The research states that by 11,000 years ago, “at least five major ancestry lineages had diversified, demonstrating a deep genetic history of dogs during the Paleolithic” era, and that these canine companions were widespread across the Northern Hemisphere at this time. While European colonialism spread the continent’s dog varieties across the world, traces of the older breeds that preceded them remain.
Man’s Best Friend: DNA Evidence Shows Dogs Are Humans' Oldest Companions

Dr. Pontus Skoglund, co-author of the study and group leader of the Ancient Genomics laboratory at London's Crick Institute, told BBC News:

"Dogs are really unique in being this quite strange thing if you think about it, when all people were still hunter gatherers, they domesticate what is really a wild carnivore - wolves are pretty frightening in many parts of the world.”

"The question of why did people do that?

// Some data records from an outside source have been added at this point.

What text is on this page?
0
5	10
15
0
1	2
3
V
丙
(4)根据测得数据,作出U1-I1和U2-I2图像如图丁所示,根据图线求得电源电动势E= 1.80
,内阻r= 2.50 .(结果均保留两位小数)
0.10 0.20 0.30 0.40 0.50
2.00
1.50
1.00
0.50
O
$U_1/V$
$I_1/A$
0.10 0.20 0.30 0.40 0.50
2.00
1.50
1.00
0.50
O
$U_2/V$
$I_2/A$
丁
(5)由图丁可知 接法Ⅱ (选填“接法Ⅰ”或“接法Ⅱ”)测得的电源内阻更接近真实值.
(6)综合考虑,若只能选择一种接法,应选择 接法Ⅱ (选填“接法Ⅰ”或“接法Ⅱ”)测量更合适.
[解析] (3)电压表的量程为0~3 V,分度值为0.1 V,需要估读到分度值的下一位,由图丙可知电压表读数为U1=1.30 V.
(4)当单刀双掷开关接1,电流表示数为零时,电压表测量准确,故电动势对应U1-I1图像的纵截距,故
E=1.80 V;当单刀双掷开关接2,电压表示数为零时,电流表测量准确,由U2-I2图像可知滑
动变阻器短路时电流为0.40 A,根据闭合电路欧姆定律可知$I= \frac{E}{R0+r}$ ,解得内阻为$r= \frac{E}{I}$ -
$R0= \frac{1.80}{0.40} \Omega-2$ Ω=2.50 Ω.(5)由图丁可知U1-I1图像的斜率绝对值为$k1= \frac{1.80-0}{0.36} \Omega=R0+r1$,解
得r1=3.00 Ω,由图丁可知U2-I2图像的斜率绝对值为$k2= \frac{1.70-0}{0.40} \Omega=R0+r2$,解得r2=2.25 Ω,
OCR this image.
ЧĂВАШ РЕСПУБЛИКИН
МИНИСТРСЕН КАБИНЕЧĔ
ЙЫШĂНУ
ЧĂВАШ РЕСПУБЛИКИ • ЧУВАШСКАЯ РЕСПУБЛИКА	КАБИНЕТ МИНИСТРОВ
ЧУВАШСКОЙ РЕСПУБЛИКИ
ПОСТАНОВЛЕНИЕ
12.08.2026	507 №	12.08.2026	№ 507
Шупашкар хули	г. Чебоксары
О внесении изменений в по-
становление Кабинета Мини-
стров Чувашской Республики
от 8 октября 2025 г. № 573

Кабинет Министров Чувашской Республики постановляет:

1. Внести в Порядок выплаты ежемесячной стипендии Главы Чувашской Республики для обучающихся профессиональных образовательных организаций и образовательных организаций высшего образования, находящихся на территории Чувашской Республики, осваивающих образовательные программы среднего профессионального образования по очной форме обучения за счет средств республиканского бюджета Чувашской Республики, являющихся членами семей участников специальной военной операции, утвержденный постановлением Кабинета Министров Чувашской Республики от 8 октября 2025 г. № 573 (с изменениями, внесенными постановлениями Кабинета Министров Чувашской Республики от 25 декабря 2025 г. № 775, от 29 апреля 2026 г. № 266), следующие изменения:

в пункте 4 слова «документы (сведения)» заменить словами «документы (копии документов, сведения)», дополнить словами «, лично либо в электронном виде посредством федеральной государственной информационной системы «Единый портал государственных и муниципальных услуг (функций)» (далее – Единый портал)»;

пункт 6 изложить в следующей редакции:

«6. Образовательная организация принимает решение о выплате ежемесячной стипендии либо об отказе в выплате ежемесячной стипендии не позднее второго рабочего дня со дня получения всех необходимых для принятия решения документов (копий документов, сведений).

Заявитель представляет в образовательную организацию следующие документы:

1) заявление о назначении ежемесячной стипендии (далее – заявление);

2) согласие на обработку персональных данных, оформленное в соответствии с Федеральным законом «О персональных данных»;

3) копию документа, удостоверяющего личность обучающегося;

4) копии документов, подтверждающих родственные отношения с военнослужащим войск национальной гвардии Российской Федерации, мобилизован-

How did that come about? That's what we're ultimately interested in."

Skoglund added that it was unclear when or where the domestication began. "Dog history has been so dynamic that you can't really count on it still being there to readily read in their DNA. We really don't know - that's the fascinating thing about it."

Greger Larson, a co-author from the University of Oxford, told BBC:

“Dogs are our oldest and closest animal partner. Using DNA from ancient dogs is showing us just how far back our shared history goes and will ultimately help us understand when and where this deep relationship began."

Dogs are thought to have evolved from wolves that ventured into human camps, likely seeking food. Those that were able to trust humans were more likely to survive and reproduce, since they were less likely to starve. As their relationship with humans strengthened and they were tamed, the canines began to serve as human companions, as well as assisting in hunting or guarding duties.

These findings suggest that all dogs derive from a single, now-extinct wolf population, or a few very closely related ones.